Świadectwa i świadkowie. Zbrodnia katyńska 1940 r.

Pod takim tytułem odbyła się  w MIIWŚ w dniu 25 maja konferencja poświęcona zbrodni katyńskiej 1940. O zbrodni wszyscy wiedzą wszystko. Kiedyś w PRL temat zakazany, dzisiaj wydaje się, że już wszystko zostało ujawnione i opublikowane.  Konferencja jednak skupiła się na świadectwach tamtego czasu i ukazała dowody mniej znane takim laikom jak ja.

Po napaści wojsk ZSRS na Polskę w 1939 roku w sowieckiej niewoli znalazło się 250 000 polskich żołnierzy i funkcjonariuszy służb mundurowych. Z tej grupy sowieci wydzielili oficerów, policjantów, urzędników i żołnierzy rezerwy (lekarze, prawnicy, wykładowcy, nauczyciele, inżynierowie, dziennikarze), których osadzono w obozach w Ostaszkowie, Starobielsku i Kozielsku. 5 marca 1940 r. najwyższe władze ZSRS podjęły decyzję o ich rozstrzelaniu, rozkaz wydano 22 marca. Pierwszy transport ruszył 3 kwietnia z Kozielska do uroczyska Kozie Góry w lesie katyńskim. Zaraz potem ruszyły kolejne: z Ostaszkowa do Miednoje i Starobielska do Charkowa. Masowe groby są również w Bykowie i Kuropatach. Więźniowie myśleli, że są przewożeni bliżej domów. Zbrodnia pochłonęła 22 000 ofiar

Tyle tytułem krótkiego wstępu. Konferencja była podzielona na dwa panele.

Panel I  – prelegenci:

  • dr Witold Wasilewski IPN Raport Komisji Raya Maddena
  • mgr Krzysztof Łagojda Uniwersytet Wrocławski Pamięć archiwów rodzinnych
  • prof. dr hab. Anna Drążkowska UMK w Toruniu Mowa artefaktów
  • prof. dr hab Danuta Jastrzębska-Golonka UKW w Bydgoszczy Pamiętniki ofiar

Panel II – prelegenci:

  • dr Ewa Kowalska Muzeum Katyńskie Pozostać sobą. Listy i karty wydobyte z mogił
  • dr hab. Sławomir Cenckiewicz WBH w Warszawie Wasilij Zarubin – architekt operacji katyńskiej i rezydent wywiadu sowieckiego w Stanach Zjednoczonych
  • mgr Michał Kozłowski WBH w Warszawie Juliusz Bardach – kłamca katyński
  • prof.  dr hab. Tadeusz Wolsza IH PAN w Warszawie Trzy filmy katyńskie 1943-1953

This slideshow requires JavaScript.

Postaram się przedstawić główne tezy wszystkich wystąpień.  Niektóre fakty – mimo tej wiedzy „wszystkich o wszystkim” – wstrząsające! Niektóre pamiętniki pisane 10 minut przed egzekucją!

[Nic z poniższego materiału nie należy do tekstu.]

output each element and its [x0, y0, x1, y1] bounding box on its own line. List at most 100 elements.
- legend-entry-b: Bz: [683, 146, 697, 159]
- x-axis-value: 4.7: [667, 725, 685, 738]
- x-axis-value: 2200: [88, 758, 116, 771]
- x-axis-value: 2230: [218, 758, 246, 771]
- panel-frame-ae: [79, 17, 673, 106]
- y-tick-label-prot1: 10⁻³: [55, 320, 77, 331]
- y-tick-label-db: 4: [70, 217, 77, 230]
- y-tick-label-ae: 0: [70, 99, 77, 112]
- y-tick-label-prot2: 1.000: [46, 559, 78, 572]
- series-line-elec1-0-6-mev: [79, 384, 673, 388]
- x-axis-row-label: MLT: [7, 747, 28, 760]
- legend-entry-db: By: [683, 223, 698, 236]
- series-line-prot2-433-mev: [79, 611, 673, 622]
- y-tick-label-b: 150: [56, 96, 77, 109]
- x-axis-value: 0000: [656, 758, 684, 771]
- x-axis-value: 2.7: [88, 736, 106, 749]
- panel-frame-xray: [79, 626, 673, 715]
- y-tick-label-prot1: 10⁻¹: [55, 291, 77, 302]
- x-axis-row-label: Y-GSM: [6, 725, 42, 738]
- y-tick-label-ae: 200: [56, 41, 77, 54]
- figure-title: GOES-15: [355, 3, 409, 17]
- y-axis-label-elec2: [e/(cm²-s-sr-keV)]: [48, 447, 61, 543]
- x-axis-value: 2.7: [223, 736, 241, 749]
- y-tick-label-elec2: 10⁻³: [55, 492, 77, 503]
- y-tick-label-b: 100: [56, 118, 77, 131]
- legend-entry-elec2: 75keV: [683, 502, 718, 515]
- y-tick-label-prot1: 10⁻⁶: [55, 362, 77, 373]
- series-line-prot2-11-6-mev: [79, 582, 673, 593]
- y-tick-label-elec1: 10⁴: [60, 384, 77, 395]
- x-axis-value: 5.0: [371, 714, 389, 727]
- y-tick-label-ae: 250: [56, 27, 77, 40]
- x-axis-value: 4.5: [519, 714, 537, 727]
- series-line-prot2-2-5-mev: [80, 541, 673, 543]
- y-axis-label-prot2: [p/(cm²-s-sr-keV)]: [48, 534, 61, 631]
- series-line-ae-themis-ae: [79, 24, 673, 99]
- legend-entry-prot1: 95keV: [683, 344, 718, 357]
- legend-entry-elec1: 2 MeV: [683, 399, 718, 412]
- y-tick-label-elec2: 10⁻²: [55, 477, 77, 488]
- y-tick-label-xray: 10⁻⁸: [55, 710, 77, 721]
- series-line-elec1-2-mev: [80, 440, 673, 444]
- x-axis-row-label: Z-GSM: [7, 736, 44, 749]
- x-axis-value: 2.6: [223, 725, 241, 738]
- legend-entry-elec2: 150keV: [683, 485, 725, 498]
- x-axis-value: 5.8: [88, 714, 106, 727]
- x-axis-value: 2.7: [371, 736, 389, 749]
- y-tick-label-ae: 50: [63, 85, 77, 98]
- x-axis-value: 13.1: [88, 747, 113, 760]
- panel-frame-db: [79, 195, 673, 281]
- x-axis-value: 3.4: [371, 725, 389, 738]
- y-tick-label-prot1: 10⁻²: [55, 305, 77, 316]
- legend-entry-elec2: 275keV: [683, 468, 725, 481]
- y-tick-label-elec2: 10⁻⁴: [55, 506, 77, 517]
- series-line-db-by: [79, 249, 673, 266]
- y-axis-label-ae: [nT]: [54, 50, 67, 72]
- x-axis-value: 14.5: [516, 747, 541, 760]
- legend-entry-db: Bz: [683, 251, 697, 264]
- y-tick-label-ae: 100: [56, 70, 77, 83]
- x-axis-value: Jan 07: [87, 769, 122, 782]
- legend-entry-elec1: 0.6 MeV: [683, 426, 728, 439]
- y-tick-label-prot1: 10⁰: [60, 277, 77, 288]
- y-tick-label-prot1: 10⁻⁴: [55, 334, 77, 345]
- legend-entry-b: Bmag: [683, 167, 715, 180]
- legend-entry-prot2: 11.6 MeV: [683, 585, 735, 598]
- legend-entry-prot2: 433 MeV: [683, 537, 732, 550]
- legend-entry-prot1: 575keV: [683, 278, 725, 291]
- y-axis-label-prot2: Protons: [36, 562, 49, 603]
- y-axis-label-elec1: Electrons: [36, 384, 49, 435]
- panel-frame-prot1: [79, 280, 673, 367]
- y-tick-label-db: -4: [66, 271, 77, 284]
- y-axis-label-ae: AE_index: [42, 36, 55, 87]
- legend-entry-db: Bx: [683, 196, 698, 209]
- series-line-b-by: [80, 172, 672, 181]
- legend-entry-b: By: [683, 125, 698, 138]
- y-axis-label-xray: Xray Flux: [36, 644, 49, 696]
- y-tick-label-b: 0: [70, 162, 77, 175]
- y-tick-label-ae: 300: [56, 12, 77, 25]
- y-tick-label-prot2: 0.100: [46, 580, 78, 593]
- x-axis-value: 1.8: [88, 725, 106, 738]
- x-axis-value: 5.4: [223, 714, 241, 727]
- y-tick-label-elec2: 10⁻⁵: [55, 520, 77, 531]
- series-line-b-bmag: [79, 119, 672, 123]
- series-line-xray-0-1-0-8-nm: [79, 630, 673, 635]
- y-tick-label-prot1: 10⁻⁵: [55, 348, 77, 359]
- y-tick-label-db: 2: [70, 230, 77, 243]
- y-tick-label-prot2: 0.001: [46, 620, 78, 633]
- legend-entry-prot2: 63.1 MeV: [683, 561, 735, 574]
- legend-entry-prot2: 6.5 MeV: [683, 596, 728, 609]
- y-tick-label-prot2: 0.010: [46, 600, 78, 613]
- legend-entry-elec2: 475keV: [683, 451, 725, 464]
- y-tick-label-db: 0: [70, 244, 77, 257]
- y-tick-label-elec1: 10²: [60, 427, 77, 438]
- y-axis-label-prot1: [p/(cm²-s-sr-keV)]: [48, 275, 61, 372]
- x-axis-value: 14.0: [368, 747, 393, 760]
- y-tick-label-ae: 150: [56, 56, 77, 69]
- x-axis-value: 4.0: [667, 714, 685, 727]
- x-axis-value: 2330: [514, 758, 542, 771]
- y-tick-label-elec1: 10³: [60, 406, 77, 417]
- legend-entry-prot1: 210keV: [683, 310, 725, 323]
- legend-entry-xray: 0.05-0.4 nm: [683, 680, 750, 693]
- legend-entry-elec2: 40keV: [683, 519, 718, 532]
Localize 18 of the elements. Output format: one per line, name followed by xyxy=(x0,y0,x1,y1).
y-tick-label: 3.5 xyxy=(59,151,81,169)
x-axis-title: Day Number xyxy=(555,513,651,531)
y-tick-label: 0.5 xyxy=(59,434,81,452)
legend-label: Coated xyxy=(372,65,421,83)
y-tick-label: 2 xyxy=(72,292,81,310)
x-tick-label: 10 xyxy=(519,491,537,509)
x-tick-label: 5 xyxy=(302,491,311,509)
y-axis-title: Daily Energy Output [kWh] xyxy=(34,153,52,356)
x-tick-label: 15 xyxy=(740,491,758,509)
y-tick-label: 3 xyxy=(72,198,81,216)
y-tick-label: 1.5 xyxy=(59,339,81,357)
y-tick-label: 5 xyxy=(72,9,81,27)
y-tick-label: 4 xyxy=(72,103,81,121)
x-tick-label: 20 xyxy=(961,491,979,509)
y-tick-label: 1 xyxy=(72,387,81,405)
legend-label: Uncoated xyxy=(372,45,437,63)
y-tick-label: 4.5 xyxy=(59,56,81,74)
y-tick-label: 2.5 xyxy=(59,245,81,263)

Dr Witold Wasilewski IPN Raport Komisji Raya Maddena

Bezpośrednio po odkryciu grobów masowych morderstw w 1943 r. USA i Wielka Brytania przyłączyły się do kłamstwa katyńskiego. Dopiero to nastawienie zmieniło się w 1951 r., gdy Izba Reprezentantów powołała komisję śledczą Raya Maddena do zbadania sprawy i w grudniu 1952 r. ukazał się jej raport. Komisja uznała całkowitą odpowiedzialność strony rosyjskiej (rosyjskiej – tak było w raporcie) za dokonaną zbrodnię. Niemożliwe jednak okazało się ustalenie dokładnej liczby ofiar. Ten raport miał olbrzymie znaczenie jako dokument, choć zbrodnia nigdy nie została osądzona.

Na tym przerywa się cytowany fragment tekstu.